The cablegram didn't cause any wild excitement in the Treasury Department. European agents have a habit of trying to stir up trouble in order to make it appear that they are earning their money and then they claim that the people over here are not always alert enough to follow their tips. It's the old game of passing the buck. You have to expect it in any business.

But, as events turned out, the men on the other side were dead right.

Almost before Washington had time officially to digest the cable and to mail out the stereotyped warnings based upon it, a report filtered in from Wheeling, West Virginia, that one of the newly made coal millionaires in that section had invested in some uncut diamonds as large as the end of your thumb. The report came in merely as a routine statement, but it set the customs authorities to thinking.

Uncut stones, you know, are hard to locate, either when they are being brought in or after they actually arrive. Their color is dull and slatelike and there is little to distinguish them from other and far less valuable pebbles. Of course, there might not be the slightest connection in the world between the Wheeling diamonds and those of the Dillingham collection—but then, on the other hand, there might....

Hence, it behooved the customs people to put on a little more speed and to watch the incoming steamers just as carefully as they knew how.

Some weeks passed and the department had sunk back into a state of comfortable ease—broken only occasionally by a minor case or two—when a wire arrived one morning stating that two uncut diamonds had appeared in New York under conditions which appeared distinctly suspicious.

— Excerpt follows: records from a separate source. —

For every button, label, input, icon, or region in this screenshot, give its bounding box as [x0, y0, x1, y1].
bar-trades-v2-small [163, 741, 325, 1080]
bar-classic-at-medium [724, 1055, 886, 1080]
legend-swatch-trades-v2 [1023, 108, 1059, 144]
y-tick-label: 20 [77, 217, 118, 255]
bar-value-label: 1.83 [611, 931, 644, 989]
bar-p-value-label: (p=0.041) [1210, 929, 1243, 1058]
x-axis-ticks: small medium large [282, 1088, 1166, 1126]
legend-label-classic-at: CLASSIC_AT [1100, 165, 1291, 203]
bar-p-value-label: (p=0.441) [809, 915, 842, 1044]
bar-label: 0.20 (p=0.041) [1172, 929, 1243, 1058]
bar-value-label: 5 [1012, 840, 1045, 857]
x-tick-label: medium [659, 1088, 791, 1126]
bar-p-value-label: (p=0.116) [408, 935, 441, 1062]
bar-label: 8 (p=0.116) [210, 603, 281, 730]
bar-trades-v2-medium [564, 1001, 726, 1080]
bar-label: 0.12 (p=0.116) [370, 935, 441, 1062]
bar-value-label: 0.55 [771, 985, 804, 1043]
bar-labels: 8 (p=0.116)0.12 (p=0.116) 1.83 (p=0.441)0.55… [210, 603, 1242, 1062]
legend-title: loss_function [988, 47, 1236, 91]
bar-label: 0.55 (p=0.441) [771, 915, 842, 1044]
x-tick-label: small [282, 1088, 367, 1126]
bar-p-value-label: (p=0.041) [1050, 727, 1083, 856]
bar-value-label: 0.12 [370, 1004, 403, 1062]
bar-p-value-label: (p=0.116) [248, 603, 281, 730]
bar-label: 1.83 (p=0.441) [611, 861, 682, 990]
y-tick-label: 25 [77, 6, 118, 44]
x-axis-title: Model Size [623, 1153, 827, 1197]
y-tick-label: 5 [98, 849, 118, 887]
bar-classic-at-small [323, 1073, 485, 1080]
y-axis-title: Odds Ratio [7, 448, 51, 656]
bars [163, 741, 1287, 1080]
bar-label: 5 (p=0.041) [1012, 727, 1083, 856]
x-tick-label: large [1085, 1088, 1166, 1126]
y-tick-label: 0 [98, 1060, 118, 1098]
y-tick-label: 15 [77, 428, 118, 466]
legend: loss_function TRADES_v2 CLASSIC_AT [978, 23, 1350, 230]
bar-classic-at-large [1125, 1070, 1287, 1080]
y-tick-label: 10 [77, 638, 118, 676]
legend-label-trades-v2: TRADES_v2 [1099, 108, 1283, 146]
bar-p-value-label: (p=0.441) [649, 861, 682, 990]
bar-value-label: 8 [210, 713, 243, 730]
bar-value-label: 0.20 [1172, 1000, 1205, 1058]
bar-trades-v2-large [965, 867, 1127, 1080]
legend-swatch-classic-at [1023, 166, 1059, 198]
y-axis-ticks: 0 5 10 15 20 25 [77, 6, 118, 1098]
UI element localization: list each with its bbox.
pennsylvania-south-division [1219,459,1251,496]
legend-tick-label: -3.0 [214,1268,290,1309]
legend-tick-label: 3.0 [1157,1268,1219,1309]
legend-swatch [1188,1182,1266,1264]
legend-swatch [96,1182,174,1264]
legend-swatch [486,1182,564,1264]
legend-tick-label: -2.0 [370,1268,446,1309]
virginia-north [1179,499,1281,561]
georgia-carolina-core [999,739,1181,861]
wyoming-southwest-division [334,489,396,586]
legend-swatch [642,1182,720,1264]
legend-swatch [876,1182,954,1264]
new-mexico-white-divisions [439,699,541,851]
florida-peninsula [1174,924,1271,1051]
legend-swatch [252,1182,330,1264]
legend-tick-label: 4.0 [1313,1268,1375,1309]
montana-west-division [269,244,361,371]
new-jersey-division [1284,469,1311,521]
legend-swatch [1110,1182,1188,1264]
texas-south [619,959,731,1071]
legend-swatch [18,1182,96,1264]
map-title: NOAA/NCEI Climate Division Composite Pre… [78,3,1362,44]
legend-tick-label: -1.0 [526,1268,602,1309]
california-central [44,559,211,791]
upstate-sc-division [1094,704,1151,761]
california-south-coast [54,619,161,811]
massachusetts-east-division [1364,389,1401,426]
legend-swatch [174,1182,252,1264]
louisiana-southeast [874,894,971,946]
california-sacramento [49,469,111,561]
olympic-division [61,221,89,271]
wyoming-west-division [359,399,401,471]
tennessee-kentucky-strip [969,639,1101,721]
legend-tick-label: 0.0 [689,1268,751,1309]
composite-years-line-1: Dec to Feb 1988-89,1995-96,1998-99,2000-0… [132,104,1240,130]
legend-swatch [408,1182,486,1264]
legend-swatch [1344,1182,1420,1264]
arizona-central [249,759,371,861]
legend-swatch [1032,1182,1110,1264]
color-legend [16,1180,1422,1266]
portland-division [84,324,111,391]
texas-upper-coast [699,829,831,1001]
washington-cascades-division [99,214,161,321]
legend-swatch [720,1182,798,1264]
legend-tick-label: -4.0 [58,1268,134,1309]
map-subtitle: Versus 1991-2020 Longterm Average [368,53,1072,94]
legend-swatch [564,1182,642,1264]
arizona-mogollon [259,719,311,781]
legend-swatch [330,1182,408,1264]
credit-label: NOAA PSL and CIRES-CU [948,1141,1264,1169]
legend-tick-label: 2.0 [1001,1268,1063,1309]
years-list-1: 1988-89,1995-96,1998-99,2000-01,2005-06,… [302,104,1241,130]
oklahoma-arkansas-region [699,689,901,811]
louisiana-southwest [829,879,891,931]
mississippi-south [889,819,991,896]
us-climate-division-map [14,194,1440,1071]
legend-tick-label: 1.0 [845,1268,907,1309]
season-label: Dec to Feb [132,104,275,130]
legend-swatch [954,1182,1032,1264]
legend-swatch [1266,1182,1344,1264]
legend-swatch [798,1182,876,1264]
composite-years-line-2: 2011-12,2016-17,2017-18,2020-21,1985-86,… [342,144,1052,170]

The owner had offered them at a price 'way under the market figure, and then, rather than reply to one or two questions relative to the history of the stones, had disappeared. There was no record of the theft of any diamonds answering to the description of those seen in Maiden Lane, and the police force inquired if Washington thought they could have been smuggled.

"Of course they could," snorted the chief. "But there's nothing to prove it. Until we get our hands upon them and a detailed description of the Dillingham stones, it's impossible to tell."

So he cabled abroad for an accurate list of the diamonds which had been sold a couple of months earlier, with special instructions to include any identifying marks, as it was essential to spot the stones before a case could be built up in court.

The following Tuesday a long dispatch from Rotterdam reached the department, stating, among other things, that one of the Dillingham diamonds could be distinguished by a heart-shaped flaw located just below the surface. That same afternoon came another wire from New York to the effect that two rough stones, answering to the description of the ones alluded to in a previous message, had turned up in the jewelry district after passing through half a dozen underground channels.

"Has one of the diamonds a heart-shaped flaw in it?" the chief inquired by wire.